No es de extrañar que Obama lo haga tan bien entre el público objetivo de la industria del cine, la gente por debajo de 30 años. Y no es de extrañar que los anuncios de TV que comparan a Obama con Paris Hilton y Brittany Spears hayan funcionado tan bien, ni que hayan sido denunciados con tanta vehemencia por la Izquierda: se acercan demasiado a la realidad. Como Spears y (especialmente) Hilton, Obama es famoso sobre todo por ser famoso.
Al público le gusta la política y el entretenimiento. Sin embargo, pocas veces quiere que se mezclen. Una encuesta del Centro de Investigación Pew en 2007 demostró que los votantes eran mucho menos proclives a apoyar a un candidato recomendado por famosos. Por ejemplo, una recomendación de Jay Leno hizo que sólo un 6% de encuestados dijera que era “más proclive a votar” a un candidato, mientras el 16% dijo que eso le hacía “menos proclive a votar” al candidato, y el 76% dijo que le era igual. Porcentajes similares se vieron con todos los famosos mencionados en la encuesta, incluyendo a Angelina Jolie, Kanye West y Jon Stewart.
Después de que Oprah recomendara a Obama y volara por todo el país para aparecer junto a él en mítines, cayó la audiencia de su programa y cayeron los lectores de su revista. Oprah es ante todo una mujer de negocios, y dejó rápidamente de aparecer en los mítines de Obama y de alabarle en su programa.

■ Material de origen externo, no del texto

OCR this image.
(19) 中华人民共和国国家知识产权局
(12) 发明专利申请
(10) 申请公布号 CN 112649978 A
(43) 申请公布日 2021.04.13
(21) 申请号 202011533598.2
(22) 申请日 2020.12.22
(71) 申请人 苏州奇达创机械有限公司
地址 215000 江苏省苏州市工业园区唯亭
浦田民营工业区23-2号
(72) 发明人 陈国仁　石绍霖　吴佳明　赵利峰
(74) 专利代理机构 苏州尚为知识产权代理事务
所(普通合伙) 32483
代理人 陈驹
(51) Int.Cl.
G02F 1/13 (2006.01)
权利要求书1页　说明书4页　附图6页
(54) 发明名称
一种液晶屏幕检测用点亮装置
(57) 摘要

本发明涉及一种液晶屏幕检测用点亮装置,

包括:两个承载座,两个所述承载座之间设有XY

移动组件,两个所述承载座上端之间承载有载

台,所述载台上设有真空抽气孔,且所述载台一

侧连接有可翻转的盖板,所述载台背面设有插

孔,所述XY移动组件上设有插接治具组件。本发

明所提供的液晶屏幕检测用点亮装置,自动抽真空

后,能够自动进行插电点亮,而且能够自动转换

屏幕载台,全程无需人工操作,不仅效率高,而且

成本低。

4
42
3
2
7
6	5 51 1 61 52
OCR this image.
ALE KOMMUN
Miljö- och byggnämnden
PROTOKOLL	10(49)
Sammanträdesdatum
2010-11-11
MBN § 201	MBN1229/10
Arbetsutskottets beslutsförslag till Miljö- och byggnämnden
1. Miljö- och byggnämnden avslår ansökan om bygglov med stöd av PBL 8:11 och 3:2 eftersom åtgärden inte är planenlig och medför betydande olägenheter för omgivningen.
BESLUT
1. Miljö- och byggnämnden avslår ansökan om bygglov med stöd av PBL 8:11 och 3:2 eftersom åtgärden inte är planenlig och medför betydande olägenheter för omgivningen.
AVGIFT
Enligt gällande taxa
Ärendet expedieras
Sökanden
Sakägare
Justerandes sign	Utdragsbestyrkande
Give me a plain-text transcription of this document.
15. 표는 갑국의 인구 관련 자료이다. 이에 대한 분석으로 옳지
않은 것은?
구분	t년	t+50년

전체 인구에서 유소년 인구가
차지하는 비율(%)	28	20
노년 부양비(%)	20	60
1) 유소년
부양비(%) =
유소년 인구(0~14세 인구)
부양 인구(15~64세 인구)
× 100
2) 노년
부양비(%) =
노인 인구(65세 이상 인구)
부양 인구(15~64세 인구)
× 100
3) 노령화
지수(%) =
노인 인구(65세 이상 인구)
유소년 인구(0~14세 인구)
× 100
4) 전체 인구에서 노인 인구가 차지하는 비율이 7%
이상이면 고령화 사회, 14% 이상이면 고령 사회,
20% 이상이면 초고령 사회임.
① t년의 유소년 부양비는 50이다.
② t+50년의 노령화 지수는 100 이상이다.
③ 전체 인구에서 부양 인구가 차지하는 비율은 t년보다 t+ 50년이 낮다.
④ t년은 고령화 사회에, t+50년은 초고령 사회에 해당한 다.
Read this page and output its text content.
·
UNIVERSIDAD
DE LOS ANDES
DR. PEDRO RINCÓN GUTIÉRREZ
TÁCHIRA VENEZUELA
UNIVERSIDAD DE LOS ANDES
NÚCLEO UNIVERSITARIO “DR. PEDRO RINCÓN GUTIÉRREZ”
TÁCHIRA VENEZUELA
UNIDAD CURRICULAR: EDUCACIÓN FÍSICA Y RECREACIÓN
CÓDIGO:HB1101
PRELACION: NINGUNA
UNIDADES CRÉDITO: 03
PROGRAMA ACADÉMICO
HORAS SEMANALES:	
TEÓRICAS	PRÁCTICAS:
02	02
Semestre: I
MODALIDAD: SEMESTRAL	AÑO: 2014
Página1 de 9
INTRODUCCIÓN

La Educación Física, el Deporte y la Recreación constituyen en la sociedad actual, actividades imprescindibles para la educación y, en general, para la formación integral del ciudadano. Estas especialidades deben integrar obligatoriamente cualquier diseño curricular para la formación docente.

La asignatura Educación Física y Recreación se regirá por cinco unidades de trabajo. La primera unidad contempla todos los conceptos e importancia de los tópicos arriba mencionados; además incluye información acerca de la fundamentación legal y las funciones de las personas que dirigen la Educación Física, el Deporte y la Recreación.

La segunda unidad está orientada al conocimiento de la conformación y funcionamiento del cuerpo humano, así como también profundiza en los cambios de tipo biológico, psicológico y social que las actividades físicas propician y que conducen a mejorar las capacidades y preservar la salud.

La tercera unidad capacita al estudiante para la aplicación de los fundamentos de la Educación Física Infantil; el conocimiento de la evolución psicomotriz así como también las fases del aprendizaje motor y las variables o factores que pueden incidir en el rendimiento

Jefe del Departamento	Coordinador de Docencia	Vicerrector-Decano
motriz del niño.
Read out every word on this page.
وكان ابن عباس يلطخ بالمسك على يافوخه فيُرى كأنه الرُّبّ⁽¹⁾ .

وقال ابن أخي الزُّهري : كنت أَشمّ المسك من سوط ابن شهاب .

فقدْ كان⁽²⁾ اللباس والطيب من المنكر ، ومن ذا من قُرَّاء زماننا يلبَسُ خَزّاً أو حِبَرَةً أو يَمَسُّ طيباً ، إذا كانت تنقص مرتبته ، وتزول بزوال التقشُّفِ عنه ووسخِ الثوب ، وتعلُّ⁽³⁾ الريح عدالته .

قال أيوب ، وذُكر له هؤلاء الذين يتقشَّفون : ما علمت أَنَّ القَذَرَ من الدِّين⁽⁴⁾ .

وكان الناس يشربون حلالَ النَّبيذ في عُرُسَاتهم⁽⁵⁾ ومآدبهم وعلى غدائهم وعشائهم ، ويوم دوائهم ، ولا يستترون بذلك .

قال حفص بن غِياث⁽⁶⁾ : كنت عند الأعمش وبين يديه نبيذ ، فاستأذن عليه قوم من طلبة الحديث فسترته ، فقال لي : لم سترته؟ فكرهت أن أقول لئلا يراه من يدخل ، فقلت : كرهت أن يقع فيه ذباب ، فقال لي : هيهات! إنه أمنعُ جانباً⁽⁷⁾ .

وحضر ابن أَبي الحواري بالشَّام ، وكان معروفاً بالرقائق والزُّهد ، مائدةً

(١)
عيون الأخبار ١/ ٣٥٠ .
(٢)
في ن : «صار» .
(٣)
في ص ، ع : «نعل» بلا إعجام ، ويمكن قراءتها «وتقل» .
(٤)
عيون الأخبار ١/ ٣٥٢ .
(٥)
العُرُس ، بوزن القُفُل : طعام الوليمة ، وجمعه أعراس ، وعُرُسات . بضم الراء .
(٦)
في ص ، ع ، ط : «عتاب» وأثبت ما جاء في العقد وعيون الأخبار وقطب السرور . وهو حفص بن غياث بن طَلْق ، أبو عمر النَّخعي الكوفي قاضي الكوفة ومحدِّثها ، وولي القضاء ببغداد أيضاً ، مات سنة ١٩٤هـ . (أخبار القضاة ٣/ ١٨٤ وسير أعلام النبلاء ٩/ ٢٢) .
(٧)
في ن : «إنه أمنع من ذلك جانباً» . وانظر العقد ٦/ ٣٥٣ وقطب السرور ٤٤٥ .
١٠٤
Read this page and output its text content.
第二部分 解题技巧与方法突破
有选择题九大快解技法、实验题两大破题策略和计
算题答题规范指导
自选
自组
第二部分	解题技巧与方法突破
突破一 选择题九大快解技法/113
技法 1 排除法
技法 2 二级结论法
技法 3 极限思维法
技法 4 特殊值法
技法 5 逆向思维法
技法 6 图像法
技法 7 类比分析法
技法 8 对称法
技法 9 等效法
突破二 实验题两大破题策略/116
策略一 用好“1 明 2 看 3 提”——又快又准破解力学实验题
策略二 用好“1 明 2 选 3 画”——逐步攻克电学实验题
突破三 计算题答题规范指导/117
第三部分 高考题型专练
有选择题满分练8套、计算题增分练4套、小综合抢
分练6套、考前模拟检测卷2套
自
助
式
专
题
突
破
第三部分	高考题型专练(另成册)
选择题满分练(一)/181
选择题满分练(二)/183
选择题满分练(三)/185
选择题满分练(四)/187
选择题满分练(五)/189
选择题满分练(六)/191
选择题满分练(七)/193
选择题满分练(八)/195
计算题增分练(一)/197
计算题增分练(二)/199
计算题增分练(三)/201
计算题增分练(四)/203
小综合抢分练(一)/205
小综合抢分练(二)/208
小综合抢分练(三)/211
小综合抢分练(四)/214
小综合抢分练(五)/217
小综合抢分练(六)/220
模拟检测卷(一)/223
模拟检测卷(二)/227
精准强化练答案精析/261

Uno puede pensar que Obama debía haberse dado cuenta de que la infatuación de Hollywood no le granjea precisamente los votantes que más necesita: los habitantes del medio oeste de renta media, que instintivamente huyen de los valores de Hollywood. Pero Obama no se cansa del cariño ni del dinero de Hollywood. Recientemente asistió a una multimillonaria recaudación de fondos patrocinada por Barbra Streisand.
Pero podría ser demasiado tarde, porque cuando se trata de política, Hollywood no puede cerrar el pico. Y el día de las elecciones, los conservadores tal vez concluyamos que Hollywood no ha hecho tanto bien a nuestra causa desde que nos diera a Ronald Reagan.